The map allows you to discover patterns and relationships you cannot easily see in a table.
Types of Map
A paper map is static showing unchanging view.
A digital map is viewed on computer and may be static like a photograph.
A GIS map is more than a map. It has a database behind making it dynamic. By using GIS maps, you can do the things like
  •  Bring data in
  •  Display data in different ways
  •  Look at sets of data together to see the patterns and relationships
  •  Analyze data to create new information
GIS Map elements
A feature represents a real world object on a map. Each building, road, tree.
A feature has four components.
  •  Shape (Can be point, line or polygon, city (Lahore)  can be represented as point, river (Ravi) can be represented as a line,  country (Pakistan) can be represented as polygon )
  •  Location (can be expressed with latitude and longitude )
  •  Symbol (shape, color, outline, pattern of all of these)
  •  Attributes (information that describes the feature eg; Country attributes: Name,population, Capital etc)

A layer is a collection of features. Features in a layer represent the same themes, like mountain peaks, roads or lakes. Features in a layer have the same shape and the same set of attributes.
The ability to organize information about real world features into layers and view layers together on a map makes GIS a powerful tool for visualizing our world and gaining geographic knowledge.

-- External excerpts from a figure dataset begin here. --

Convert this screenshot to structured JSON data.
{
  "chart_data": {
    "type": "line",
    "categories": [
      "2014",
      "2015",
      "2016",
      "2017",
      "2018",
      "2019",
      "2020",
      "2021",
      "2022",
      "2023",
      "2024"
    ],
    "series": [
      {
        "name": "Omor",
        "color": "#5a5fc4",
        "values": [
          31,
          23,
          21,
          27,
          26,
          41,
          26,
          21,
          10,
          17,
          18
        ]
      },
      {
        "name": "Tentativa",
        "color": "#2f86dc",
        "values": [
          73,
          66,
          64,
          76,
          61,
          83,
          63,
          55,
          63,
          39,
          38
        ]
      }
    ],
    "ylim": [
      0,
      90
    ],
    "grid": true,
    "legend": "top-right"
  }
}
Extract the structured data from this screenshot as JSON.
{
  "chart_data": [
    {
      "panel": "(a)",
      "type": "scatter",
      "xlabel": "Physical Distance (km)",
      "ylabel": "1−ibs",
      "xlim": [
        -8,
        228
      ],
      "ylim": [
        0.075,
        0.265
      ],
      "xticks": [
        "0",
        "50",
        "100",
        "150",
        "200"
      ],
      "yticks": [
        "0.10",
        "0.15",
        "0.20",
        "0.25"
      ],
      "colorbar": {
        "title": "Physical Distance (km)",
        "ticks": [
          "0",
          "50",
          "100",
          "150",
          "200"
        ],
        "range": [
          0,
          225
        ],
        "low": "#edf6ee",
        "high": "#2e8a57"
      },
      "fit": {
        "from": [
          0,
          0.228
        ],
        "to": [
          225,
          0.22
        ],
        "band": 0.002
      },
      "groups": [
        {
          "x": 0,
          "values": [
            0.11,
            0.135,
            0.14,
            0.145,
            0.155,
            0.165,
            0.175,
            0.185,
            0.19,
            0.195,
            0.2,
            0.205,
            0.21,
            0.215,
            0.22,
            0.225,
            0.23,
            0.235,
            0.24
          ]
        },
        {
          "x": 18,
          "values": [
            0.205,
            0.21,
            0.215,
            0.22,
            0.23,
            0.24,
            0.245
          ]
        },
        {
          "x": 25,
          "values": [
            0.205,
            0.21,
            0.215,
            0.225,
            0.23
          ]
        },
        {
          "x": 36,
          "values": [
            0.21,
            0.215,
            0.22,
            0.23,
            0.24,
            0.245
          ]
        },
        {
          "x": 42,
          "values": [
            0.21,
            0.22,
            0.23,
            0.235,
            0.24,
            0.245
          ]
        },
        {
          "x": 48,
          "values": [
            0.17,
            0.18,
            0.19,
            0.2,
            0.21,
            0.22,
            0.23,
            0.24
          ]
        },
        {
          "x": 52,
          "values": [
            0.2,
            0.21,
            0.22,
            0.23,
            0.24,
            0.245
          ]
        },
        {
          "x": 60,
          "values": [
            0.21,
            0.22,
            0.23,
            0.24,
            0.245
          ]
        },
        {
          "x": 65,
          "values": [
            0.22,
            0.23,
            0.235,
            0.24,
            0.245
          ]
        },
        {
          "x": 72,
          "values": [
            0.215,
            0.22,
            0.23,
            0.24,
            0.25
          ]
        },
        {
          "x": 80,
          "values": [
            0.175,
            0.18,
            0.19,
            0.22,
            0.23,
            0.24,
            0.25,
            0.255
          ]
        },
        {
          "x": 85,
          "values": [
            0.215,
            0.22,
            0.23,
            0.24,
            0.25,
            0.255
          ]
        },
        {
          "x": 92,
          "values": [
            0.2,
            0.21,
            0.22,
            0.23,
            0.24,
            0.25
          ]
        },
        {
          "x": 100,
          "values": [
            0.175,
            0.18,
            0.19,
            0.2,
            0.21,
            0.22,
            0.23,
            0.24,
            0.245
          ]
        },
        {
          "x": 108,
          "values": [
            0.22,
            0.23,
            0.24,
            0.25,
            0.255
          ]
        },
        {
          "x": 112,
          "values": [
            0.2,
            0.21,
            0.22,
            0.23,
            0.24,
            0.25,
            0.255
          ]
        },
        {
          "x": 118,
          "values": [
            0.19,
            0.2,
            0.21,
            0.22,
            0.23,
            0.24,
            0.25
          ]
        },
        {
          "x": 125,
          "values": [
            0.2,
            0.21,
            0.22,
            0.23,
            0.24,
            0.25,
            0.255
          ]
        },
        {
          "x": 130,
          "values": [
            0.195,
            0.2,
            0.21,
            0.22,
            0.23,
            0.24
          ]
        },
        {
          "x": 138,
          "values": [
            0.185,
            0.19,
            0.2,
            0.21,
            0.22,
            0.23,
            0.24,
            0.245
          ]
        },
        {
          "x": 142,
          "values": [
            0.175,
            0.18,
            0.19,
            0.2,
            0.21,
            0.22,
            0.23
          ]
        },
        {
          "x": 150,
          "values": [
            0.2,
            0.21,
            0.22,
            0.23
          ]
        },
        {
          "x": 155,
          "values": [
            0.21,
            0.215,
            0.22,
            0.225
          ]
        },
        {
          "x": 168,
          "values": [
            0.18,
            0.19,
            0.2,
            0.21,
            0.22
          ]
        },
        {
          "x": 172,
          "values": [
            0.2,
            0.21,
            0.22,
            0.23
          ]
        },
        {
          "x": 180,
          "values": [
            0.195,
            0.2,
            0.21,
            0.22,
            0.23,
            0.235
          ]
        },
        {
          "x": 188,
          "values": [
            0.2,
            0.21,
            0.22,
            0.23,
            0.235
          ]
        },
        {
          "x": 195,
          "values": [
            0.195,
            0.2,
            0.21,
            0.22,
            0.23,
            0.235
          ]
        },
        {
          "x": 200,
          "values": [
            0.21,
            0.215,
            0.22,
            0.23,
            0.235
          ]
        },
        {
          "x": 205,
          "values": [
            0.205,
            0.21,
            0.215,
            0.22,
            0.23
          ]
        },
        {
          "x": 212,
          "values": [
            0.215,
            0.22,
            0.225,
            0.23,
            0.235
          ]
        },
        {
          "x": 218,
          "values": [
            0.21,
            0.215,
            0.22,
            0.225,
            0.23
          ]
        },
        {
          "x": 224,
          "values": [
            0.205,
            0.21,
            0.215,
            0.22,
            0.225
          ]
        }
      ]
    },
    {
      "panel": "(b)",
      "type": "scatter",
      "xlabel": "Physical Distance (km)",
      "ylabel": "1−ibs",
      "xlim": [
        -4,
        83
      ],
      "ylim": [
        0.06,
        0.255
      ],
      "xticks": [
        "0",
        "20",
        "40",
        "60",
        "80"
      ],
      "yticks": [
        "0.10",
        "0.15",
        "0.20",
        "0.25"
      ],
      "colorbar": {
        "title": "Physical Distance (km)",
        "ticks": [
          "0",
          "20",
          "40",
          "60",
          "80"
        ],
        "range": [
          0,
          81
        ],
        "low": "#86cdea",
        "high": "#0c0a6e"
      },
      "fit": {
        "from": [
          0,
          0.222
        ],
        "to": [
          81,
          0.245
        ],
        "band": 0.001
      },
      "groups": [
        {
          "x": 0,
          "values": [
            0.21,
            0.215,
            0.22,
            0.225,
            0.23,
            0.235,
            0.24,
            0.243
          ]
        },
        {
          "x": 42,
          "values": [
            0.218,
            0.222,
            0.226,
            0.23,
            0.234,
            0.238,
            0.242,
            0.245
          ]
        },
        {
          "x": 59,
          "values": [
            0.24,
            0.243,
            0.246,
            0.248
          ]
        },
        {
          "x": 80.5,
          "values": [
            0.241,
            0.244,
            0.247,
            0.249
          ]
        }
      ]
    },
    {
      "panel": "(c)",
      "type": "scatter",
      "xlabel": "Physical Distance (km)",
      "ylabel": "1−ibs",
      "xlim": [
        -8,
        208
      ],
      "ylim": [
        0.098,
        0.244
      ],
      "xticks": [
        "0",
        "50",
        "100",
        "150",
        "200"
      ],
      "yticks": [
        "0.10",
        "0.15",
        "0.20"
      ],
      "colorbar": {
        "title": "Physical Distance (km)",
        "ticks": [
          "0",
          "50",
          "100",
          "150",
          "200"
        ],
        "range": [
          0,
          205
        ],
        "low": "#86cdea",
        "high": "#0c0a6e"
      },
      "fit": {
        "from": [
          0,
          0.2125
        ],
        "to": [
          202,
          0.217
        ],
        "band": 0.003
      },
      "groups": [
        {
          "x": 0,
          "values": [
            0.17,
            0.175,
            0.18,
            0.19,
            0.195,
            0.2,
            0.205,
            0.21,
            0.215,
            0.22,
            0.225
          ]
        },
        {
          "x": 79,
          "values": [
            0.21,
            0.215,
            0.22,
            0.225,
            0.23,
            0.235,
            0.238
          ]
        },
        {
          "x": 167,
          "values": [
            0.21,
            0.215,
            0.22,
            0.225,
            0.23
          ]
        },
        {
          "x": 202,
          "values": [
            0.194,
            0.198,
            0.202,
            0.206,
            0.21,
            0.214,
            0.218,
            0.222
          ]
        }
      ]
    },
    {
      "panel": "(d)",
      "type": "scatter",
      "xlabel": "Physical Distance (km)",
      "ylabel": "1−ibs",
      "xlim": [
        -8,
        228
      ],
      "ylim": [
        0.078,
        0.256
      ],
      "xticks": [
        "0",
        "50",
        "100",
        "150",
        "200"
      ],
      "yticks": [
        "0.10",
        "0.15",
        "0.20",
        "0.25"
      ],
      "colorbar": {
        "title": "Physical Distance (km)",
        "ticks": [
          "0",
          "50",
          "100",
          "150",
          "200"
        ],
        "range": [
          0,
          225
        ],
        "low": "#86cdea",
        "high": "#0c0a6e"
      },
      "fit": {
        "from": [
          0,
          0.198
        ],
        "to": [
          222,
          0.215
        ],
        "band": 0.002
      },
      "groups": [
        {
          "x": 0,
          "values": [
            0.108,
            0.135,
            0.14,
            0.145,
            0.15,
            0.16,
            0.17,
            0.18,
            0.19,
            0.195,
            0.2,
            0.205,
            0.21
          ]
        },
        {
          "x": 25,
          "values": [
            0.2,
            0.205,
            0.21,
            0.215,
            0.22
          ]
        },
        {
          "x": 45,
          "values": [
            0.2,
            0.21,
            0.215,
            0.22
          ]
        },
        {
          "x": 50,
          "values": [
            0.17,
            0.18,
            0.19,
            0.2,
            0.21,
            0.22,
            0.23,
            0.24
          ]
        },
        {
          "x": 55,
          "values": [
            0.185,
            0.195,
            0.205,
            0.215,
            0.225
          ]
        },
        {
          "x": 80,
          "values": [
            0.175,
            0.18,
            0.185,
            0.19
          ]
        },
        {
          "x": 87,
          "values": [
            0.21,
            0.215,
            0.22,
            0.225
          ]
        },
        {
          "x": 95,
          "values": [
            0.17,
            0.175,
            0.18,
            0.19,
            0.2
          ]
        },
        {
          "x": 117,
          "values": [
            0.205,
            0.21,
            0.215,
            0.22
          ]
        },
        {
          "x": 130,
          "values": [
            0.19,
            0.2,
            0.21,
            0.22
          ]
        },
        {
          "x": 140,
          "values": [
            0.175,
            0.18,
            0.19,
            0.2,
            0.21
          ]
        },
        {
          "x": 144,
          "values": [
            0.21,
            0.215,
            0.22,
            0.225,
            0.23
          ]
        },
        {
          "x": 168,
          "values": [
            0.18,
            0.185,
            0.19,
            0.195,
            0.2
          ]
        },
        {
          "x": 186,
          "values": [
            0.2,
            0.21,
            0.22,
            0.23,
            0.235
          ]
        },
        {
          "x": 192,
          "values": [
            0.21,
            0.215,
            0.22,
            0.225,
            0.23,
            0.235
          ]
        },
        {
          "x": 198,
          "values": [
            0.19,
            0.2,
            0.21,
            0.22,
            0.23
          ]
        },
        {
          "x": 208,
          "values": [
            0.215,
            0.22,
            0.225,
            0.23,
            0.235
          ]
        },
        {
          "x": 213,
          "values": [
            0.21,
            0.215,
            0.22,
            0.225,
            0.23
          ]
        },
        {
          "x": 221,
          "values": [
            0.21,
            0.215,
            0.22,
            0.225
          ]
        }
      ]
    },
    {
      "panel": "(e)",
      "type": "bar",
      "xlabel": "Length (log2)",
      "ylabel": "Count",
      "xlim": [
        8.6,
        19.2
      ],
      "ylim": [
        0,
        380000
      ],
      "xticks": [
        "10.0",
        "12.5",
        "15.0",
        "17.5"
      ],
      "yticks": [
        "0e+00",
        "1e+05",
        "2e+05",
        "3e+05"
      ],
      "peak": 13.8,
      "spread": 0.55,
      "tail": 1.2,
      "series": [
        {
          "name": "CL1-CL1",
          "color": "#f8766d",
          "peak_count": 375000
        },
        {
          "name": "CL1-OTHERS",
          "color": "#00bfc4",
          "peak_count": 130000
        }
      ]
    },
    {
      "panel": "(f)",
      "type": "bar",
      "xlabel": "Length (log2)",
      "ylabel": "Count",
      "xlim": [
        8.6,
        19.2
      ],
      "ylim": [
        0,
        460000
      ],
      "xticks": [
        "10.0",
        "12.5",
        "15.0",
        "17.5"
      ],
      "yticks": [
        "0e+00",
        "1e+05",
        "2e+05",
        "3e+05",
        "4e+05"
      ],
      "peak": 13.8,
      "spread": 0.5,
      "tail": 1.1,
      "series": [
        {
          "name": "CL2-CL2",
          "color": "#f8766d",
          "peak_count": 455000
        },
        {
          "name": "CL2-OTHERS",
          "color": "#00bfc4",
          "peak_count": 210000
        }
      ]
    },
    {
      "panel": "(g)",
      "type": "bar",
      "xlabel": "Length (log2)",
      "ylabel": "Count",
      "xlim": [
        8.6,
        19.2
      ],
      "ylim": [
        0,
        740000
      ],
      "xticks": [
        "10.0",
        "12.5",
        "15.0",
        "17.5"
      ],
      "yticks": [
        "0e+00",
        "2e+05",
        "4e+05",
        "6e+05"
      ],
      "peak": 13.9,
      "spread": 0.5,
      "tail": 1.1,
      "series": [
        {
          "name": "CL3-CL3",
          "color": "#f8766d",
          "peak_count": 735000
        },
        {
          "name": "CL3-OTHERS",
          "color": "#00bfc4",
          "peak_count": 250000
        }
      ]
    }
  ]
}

Scale is the relationship between the size of the feature on a map and its actual size in the real world. Because no map can show features at their actual size, scale is used to represent the amount of reduction between map and the real world object. It can be expressed as a ratio, such as 1:24000.
This scale means that a feature on a map is 24000 times smaller than its corresponding feature in real world.
Scale can be expressed as an equivalence such as 1inch = 5miles.
This type scale is useful for measuring distances and feature sizes on a map.
On GIS map scale is dynamic (zoom in/out).